If PhilPapers had been around last century, Saul Kripke's pathbreaking papers in modal logic would have been hidden by the current criteria until well into the Sixties, for all his early publications were in the Journal of Symbolic Logic, which is not on the 'most popular' list. Surely this is a reductio ad absurdum of the current criteria.

A separate suggestion: make the 'professional authors only' box unticked by default. As far as I can tell, this wouldn't clog the default listings too much, and people can always tick it. (I suspect many people see it ticked and leave it ticked out of inertia without realizing, or thinking much about, what they might be missing out on.)

2011-08-12
Suggestion for Fine-tuning "Pro" Criteria
Reply to Tristan Haze
hi tristan -- sorry, i missed this before. 

i think you have false beliefs about how the "pro" filter works.  kripke's JSL papers would certainly have been displayed.  every paper harvested from a journal is automatically considered "pro" and included in search results even if the "pro" filter is on.

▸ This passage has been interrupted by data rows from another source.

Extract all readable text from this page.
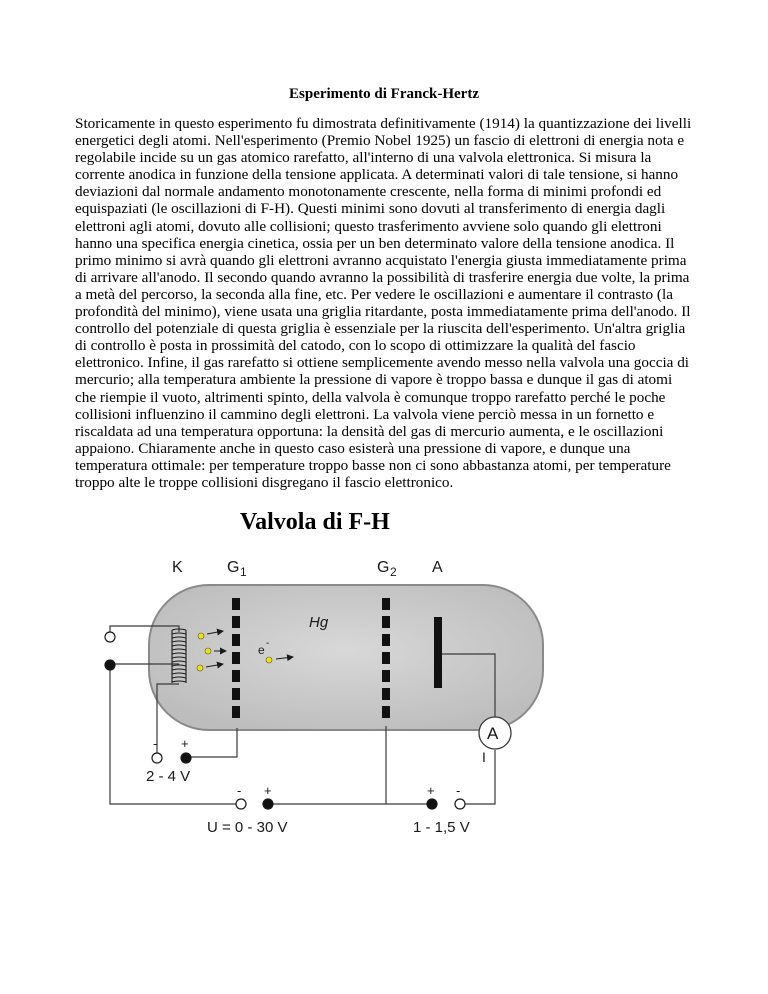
Esperimento di Franck-Hertz

Storicamente in questo esperimento fu dimostrata definitivamente (1914) la quantizzazione dei livelli energetici degli atomi. Nell'esperimento (Premio Nobel 1925) un fascio di elettroni di energia nota e regolabile incide su un gas atomico rarefatto, all'interno di una valvola elettronica. Si misura la corrente anodica in funzione della tensione applicata. A determinati valori di tale tensione, si hanno deviazioni dal normale andamento monotonamente crescente, nella forma di minimi profondi ed equispaziati (le oscillazioni di F-H). Questi minimi sono dovuti al transferimento di energia dagli elettroni agli atomi, dovuto alle collisioni; questo trasferimento avviene solo quando gli elettroni hanno una specifica energia cinetica, ossia per un ben determinato valore della tensione anodica. Il primo minimo si avrà quando gli elettroni avranno acquistato l'energia giusta immediatamente prima di arrivare all'anodo. Il secondo quando avranno la possibilità di trasferire energia due volte, la prima a metà del percorso, la seconda alla fine, etc. Per vedere le oscillazioni e aumentare il contrasto (la profondità del minimo), viene usata una griglia ritardante, posta immediatamente prima dell'anodo. Il controllo del potenziale di questa griglia è essenziale per la riuscita dell'esperimento. Un'altra griglia di controllo è posta in prossimità del catodo, con lo scopo di ottimizzare la qualità del fascio elettronico. Infine, il gas rarefatto si ottiene semplicemente avendo messo nella valvola una goccia di mercurio; alla temperatura ambiente la pressione di vapore è troppo bassa e dunque il gas di atomi che riempie il vuoto, altrimenti spinto, della valvola è comunque troppo rarefatto perché le poche collisioni influenzino il cammino degli elettroni. La valvola viene perciò messa in un fornetto e riscaldata ad una temperatura opportuna: la densità del gas di mercurio aumenta, e le oscillazioni appaiono. Chiaramente anche in questo caso esisterà una pressione di vapore, e dunque una temperatura ottimale: per temperature troppo basse non ci sono abbastanza atomi, per temperature troppo alte le troppe collisioni disgregano il fascio elettronico.

Valvola di F-H
K	G 1	G 2 A
Hg
e -
A
I
- +
2 - 4 V
- +
U = 0 - 30 V
+ -
1 - 1,5 V
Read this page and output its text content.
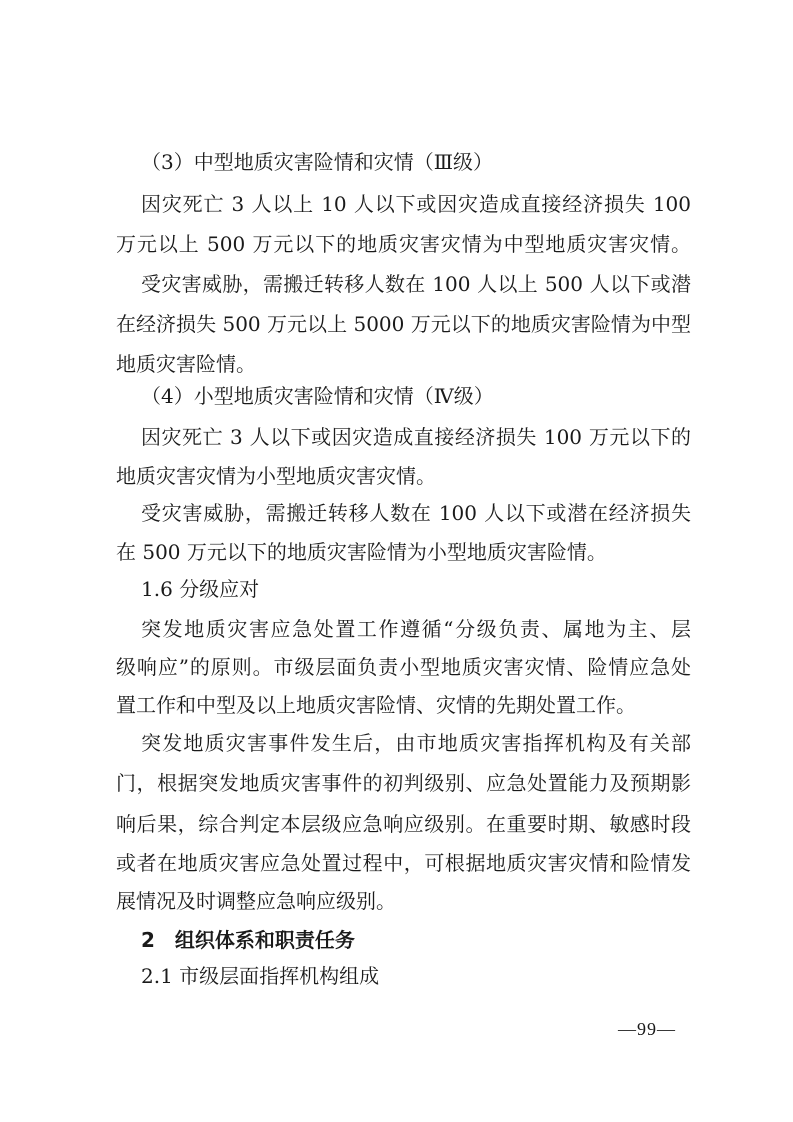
（3）中型地质灾害险情和灾情（Ⅲ级）
因灾死亡 3 人以上 10 人以下或因灾造成直接经济损失 100
万元以上 500 万元以下的地质灾害灾情为中型地质灾害灾情。
受灾害威胁，需搬迁转移人数在 100 人以上 500 人以下或潜
在经济损失 500 万元以上 5000 万元以下的地质灾害险情为中型
地质灾害险情。
（4）小型地质灾害险情和灾情（Ⅳ级）
因灾死亡 3 人以下或因灾造成直接经济损失 100 万元以下的
地质灾害灾情为小型地质灾害灾情。
受灾害威胁，需搬迁转移人数在 100 人以下或潜在经济损失
在 500 万元以下的地质灾害险情为小型地质灾害险情。
1.6 分级应对
突发地质灾害应急处置工作遵循“分级负责、属地为主、层
级响应”的原则。市级层面负责小型地质灾害灾情、险情应急处
置工作和中型及以上地质灾害险情、灾情的先期处置工作。
突发地质灾害事件发生后，由市地质灾害指挥机构及有关部
门，根据突发地质灾害事件的初判级别、应急处置能力及预期影
响后果，综合判定本层级应急响应级别。在重要时期、敏感时段
或者在地质灾害应急处置过程中，可根据地质灾害灾情和险情发
展情况及时调整应急响应级别。
2　组织体系和职责任务
2.1 市级层面指挥机构组成
—99—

the issue of who is a "pro user" applies to a special subclass of papers -- those directly submitted to philpapers or harvested from web archives.  in those cases we don't automatically display everything by default, as there is a lot by people with no qualifications in philosophy.  to deal with the problem we draw a distinction on the basis of whether/where an author has published.

to sum up the algorithm: when pro filter is turned on (as it is by default), only pro works are displayed in most contexts.  a pro work is either (i) a work not directly submitted or harvested from archives or (ii) a work by a pro author.  a pro author is either (i) a philpapers user with a phd in philosophy or (ii) an author with a paper published in one of the most popular journals.

of course the criteria are rough and we're open to refining them.  i don't think that having published a single article in a monitored journal should be sufficient, though.  many of these journals (including JSL) are highly interdisciplinary, and some of the journals have much lower standards than others. the result is that we'd be displaying large numbers of articles by nonphilosophers who have published one article in a low-standard journal or in an interdisciplinary journal that includes some philosophy.

we're also reluctant to display non-pro articles by default.  the effect would be to significantly dilute results.  keep in mind that if we did this, we would probably get a lot more submissions from the relevant non-pros.  the quality of these is variable enough that we think the best path is to give users who want to see these papers the option of doing so.  that said, we could probably do more to make the option more prominent.

2011-08-13
Suggestion for Fine-tuning "Pro" Criteria

Hi David,

Thanks very much, and you're right that I didn't know that the pro filter worked that way. That's better than I thought.

'(iii) i don't really see the relevant difference between academia.edu (which i admire) and philpapers here.'

One thing which seems to distinguish Academia.edu on this front is that people browsing in subject areas will see all relevant papers, whereas on PhilPapers the results are restricted by default to pro. I take the point that changing this may encourage more low-quality submissions, so maybe it's best to keep it this way. But as a result, for now it seems like Academia.edu works better at dissemination for people in my position.